Suscitant les craintes des élus du Sénat et de l'Assemblée, notamment du côté de LR et de la France insoumise, le projet de loi constitutionnelle a été présenté mercredi en Conseil des ministres, avant son examen au Parlement. Si la réduction de 30% du nombre de parlementaires, la limitation du cumul à trois mandats identiques dans le temps et la dose de 15% de proportionnelle figurent dans des projets de loi organique et simple, qui devraient être présentés dans deux semaines, plusieurs évolutions importantes sont présentes dans le texte.
Suppression de la Cour de justice de la République.La Cour de justice de la République, créée en 1993 et chargée de juger les ministres dans l'exercice de leurs fonctions, doit être supprimée au profit de la cour d'appel de Paris. Mais un filtre est prévu : les membres du gouvernement ne pourront "faire l'objet d'une enquête ou être poursuivis" qu'après "autorisation d'une commission des requêtes". Cette commission pourra être "saisie par le ministère public, la juridiction d'instruction ou la personne qui se prétend lésée".

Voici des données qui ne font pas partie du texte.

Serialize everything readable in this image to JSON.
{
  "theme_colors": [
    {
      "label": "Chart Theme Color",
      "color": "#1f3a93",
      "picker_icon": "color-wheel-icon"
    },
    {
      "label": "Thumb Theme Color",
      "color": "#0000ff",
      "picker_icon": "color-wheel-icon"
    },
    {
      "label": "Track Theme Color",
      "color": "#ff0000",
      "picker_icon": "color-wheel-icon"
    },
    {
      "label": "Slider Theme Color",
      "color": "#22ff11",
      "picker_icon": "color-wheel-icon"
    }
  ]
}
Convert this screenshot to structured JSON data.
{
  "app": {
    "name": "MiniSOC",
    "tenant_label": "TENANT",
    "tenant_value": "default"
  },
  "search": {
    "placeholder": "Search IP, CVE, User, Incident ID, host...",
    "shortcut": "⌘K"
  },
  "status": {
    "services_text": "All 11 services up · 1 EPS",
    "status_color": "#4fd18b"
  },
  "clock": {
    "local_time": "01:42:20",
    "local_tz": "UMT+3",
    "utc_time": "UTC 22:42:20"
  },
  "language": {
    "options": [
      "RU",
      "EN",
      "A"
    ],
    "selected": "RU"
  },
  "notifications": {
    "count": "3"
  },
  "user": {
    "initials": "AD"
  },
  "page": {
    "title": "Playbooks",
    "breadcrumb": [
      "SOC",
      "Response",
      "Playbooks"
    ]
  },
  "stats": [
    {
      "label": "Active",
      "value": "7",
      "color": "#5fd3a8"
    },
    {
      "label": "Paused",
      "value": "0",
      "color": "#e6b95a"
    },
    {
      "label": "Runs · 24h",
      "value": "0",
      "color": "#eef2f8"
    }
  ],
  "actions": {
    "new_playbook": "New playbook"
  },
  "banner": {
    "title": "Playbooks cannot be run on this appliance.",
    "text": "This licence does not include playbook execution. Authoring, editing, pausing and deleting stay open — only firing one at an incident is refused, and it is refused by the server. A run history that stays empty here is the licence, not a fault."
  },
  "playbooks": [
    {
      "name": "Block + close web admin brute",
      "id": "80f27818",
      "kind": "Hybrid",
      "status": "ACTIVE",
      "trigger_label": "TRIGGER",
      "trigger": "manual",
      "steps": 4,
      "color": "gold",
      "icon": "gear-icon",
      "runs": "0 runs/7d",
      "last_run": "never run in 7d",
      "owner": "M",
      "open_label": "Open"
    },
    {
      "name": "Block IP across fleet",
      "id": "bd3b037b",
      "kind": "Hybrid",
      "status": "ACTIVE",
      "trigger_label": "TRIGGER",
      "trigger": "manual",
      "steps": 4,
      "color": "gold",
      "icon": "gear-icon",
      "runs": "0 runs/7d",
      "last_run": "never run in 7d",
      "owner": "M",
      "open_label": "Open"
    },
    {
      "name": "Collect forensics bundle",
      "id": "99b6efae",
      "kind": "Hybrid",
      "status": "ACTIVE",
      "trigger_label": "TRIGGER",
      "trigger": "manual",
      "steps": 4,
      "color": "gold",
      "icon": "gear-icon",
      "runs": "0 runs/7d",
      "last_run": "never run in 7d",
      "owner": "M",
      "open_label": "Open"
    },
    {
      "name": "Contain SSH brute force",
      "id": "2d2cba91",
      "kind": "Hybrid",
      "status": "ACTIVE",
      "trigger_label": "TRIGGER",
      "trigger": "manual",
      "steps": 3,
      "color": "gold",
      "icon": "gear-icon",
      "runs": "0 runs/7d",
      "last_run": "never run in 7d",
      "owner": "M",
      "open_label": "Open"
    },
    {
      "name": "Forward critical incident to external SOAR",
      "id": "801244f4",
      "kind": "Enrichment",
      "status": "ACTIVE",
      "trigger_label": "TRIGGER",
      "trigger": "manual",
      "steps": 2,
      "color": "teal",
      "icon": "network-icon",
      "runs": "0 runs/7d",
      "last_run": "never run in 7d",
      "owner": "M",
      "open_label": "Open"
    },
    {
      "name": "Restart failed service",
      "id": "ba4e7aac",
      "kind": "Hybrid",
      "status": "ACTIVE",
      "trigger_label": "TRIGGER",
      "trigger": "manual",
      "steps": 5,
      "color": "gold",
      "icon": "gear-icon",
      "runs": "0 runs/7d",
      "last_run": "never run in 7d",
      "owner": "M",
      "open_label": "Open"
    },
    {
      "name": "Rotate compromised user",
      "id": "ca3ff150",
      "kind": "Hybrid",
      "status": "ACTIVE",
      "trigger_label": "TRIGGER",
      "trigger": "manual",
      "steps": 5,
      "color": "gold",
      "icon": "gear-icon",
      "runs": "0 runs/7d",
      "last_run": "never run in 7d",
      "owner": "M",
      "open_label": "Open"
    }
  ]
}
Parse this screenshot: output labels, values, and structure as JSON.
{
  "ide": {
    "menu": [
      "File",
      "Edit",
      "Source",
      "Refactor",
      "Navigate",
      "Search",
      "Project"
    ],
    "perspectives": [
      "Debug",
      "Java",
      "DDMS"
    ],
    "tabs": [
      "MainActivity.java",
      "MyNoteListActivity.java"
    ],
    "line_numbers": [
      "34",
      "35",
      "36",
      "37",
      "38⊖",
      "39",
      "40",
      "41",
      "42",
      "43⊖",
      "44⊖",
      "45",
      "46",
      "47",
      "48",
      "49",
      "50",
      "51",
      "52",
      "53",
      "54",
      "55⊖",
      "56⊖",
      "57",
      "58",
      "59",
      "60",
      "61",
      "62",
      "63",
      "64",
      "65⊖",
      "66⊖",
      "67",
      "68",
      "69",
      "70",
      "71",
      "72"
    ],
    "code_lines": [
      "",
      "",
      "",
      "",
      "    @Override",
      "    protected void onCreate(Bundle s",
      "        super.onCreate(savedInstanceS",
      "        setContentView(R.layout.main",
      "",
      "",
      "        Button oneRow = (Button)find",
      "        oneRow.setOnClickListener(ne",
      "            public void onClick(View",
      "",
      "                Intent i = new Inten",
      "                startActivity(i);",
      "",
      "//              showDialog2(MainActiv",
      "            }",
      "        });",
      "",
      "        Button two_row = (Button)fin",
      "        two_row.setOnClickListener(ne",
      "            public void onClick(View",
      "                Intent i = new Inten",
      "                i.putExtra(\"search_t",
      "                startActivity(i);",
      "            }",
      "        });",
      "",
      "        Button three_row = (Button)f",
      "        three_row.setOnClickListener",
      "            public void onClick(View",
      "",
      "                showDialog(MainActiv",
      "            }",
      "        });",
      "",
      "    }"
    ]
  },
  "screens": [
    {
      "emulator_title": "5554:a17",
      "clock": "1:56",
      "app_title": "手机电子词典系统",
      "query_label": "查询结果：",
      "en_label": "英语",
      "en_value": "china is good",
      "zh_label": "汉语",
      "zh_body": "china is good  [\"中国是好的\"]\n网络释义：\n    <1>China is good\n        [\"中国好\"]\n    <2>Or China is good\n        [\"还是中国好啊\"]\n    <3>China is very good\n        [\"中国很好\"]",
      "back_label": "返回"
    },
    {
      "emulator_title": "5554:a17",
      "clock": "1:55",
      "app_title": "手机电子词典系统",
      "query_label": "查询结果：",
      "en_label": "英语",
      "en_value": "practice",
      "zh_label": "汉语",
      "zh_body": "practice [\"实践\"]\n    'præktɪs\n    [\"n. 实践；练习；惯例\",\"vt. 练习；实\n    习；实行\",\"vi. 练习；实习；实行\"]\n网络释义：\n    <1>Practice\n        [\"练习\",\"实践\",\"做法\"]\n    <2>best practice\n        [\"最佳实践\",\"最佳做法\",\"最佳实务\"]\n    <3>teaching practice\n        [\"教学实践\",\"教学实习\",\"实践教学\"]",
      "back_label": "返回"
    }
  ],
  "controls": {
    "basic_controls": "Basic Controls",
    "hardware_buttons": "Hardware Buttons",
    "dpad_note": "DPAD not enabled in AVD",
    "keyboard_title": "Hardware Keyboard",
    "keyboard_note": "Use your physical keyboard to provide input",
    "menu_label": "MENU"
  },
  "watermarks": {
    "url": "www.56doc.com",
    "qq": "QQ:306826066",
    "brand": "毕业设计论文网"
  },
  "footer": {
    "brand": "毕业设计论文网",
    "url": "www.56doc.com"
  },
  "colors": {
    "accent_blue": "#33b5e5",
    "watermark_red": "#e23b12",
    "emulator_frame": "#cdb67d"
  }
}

Il est aussi prévu de graver dans le marbre que les magistrats du parquet sont nommés par l'exécutif "sur l'avis conforme" du Conseil supérieur de la magistrature, comme actuellement pour les juges. Le CSM est un organe indépendant, dont la composition ne sera pas modifiée.
Plus de présence à vie au Conseil Constitutionnel pour les anciens présidents. Disposition symbolique : les anciens présidents de la République ne pourront en outre plus être membres à vie du Conseil constitutionnel. La mesure ne s'appliquera cependant pas aux anciens présidents ayant siégé au cours de la dernière année, soit au seul Valéry Giscard d'Estaing qui pourra continuer à se rendre au Palais Royal.
Limitation des amendements. Au nom de "l'efficacité" du processus législatif, doivent être interdits dès leur dépôt les propositions et amendements hors du domaine de la loi, sans "lien direct avec le texte" ou sans "portée normative". L'adoption des textes de loi sera plus rapide en l'absence d'accord entre députés et sénateurs réunis en commission mixte paritaire : dans des délais restreints, le Sénat puis l'Assemblée qui a le dernier mot se prononceront, ce qui supprime une lecture au Sénat. Le calendrier budgétaire sera accéléré: 50 jours (au lieu de 70) pour l'adoption du budget de l'État, qui pourra être examiné conjointement avec le budget de la Sécurité sociale.
Les textes jugés urgents par le gouvernement en matière de "politique économique, sociale ou environnementale" seront inscrits prioritairement à l'ordre du jour. Et, sur le modèle d'une pratique du Sénat, des textes ou parties de texte pourront être adoptés dès l'examen en commission.
Une évolution à minima des pouvoirs d'évaluation du Parlement. En conséquence de la baisse du nombre de parlementaires, 40 députés ou 40 sénateurs (contre 60 aujourd'hui) pourront saisir le Conseil constitutionnel d'une loi avant sa promulgation.
En contrepartie des marges de manœuvre accrues pour l'exécutif, le Parlement devait voir ses pouvoirs d'évaluation et de contrôle renforcés mais le texte ne prévoit qu'un volet a minima, avec l'établissement d'un programme de travail chaque trimestre.
Collectivités territoriales et Corse. Les collectivités territoriales pourront déroger aux lois fixant leur compétences de manière pérenne et non plus seulement à titre expérimental. Un nouvel article 72-5 doit aussi entériner le statut particulier de la collectivité de Corse créée en 2015, ce qui est une des rares revendications nationalistes retenues par Emmanuel Macron. Lois et règlements pourront "comporter des règles adaptées aux spécificités liées à son insularité", sur décision de la collectivité mais dans des conditions strictes. L'interdiction de cumuler les fonctions de ministre et président d'exécutif local doit être entérinée.
Le Cese évolue. Le Conseil économique, social et environnemental (Cese) sera rebaptisé "Chambre de la société civile" et le nombre de ses membres sera réduit de moitié, à 155 "représentants de la société civile". Cette chambre sera toujours le réceptacle des pétitions citoyennes et aura une mission de consultation du public.
Enfin, le principe de "lutte contre les changements climatiques" sera inscrit à l'article 34 de la Constitution, qui fixe le domaine de la loi.
Édouard Philippe promet une réforme "ni pour abaisser" ni pour "élever"
La réforme constitutionnelle n'a pour objectif "ni d'abaisser certains ni d'élever d'autres", a affirmé Édouard Philippe en réponse aux craintes exprimées au Sénat et à l'Assemblée. L'objectif "n'est pas de transformer les équilibres issus de la Ve République. Il ne s'agit pas de revenir à la IVe, il ne s'agit pas d'inventer une hypothétique VIe République, il s'agit (...) de revenir à l'esprit originel" de la Constitution de 1958, a déclaré le Premier ministre à l'issue du conseil des ministres.
"Il s'agit d'avoir une forme d'efficacité réciproque entre le Parlement et le gouvernement. Nous devons travailler ensemble et la qualité de notre travail collectif qui sert la démocratie n'a d'intérêt que si ce travail est efficace", a-t-il insisté.